Jean ne prétendait pas tout savoir, il n’estimait pas avoir accompli des merveilles, il n’avait pas cherché à être entendu. Jean n’avait pas quitté son désert, mais c’est la foule qui l’avait rejoint, mystérieusement attirée par cette joie profonde qui l’habitait et rayonnait, bien au-delà des limites visibles de son être.

La joie de Jean-Baptiste, ce tressaillement de l’âme dont nous parle la première lecture, ce n’est pas dans les joies de ce monde qu’il faut en chercher la source. L’oraison du début de cette Eucharistie nous en livre le véritable secret : « dirige notre joie », dit-elle, « vers la joie d’un si grand mystère : pour que nous fêtions notre salut avec un cœur vraiment nouveau ». La joie de Jean le Baptiste, la joie de tous les prophètes qui « ont vu de loin la réalisation des promesses », la joie de tous les saints qui ont couru sur les chemins de l’Evangile, la joie véritable, qui peut aussi devenir la nôtre, ne trouve pas sa source en nous-mêmes, dans l’exaucement et la satisfaction de nos désirs, mais en Lui.

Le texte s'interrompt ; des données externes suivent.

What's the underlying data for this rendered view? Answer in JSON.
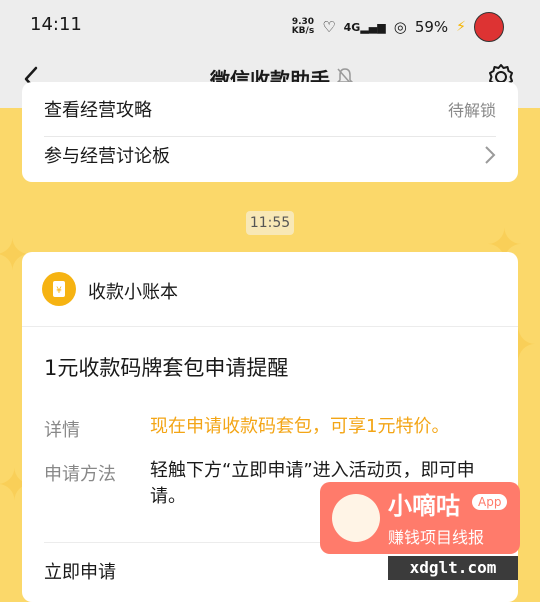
{
  "status_bar": {
    "time": "14:11",
    "speed_value": "9.30",
    "speed_unit": "KB/s",
    "network": "4G",
    "battery": "59%"
  },
  "nav": {
    "title": "微信收款助手"
  },
  "menu": {
    "partial_left": "查看经营攻略",
    "partial_right": "待解锁",
    "board_label": "参与经营讨论板"
  },
  "message_time": "11:55",
  "ledger_card": {
    "header_title": "收款小账本",
    "notice_title": "1元收款码牌套包申请提醒",
    "detail_label": "详情",
    "detail_value": "现在申请收款码套包，可享1元特价。",
    "method_label": "申请方法",
    "method_value": "轻触下方“立即申请”进入活动页，即可申请。",
    "action_label": "立即申请"
  },
  "watermark": {
    "name": "小嘀咕",
    "badge": "App",
    "tagline": "赚钱项目线报",
    "url": "xdglt.com"
  },
  "colors": {
    "accent": "#f3a516",
    "background": "#fbd86a"
  }
}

Car le cœur de l’homme est ainsi fait que tout ce qui cherche à le combler semble finir par l’étouffer, alors que c’est dans l’attente et le désir, sans cesse renouvelés, qu’il trouve enfin sa véritable plénitude. Telle était bien la joie de Jean-Baptiste, tressaillant de joie, comme « l’ami de l’époux, à la voix de celui qui vient ». Alors nous aussi, « sortons à sa rencontre ! ».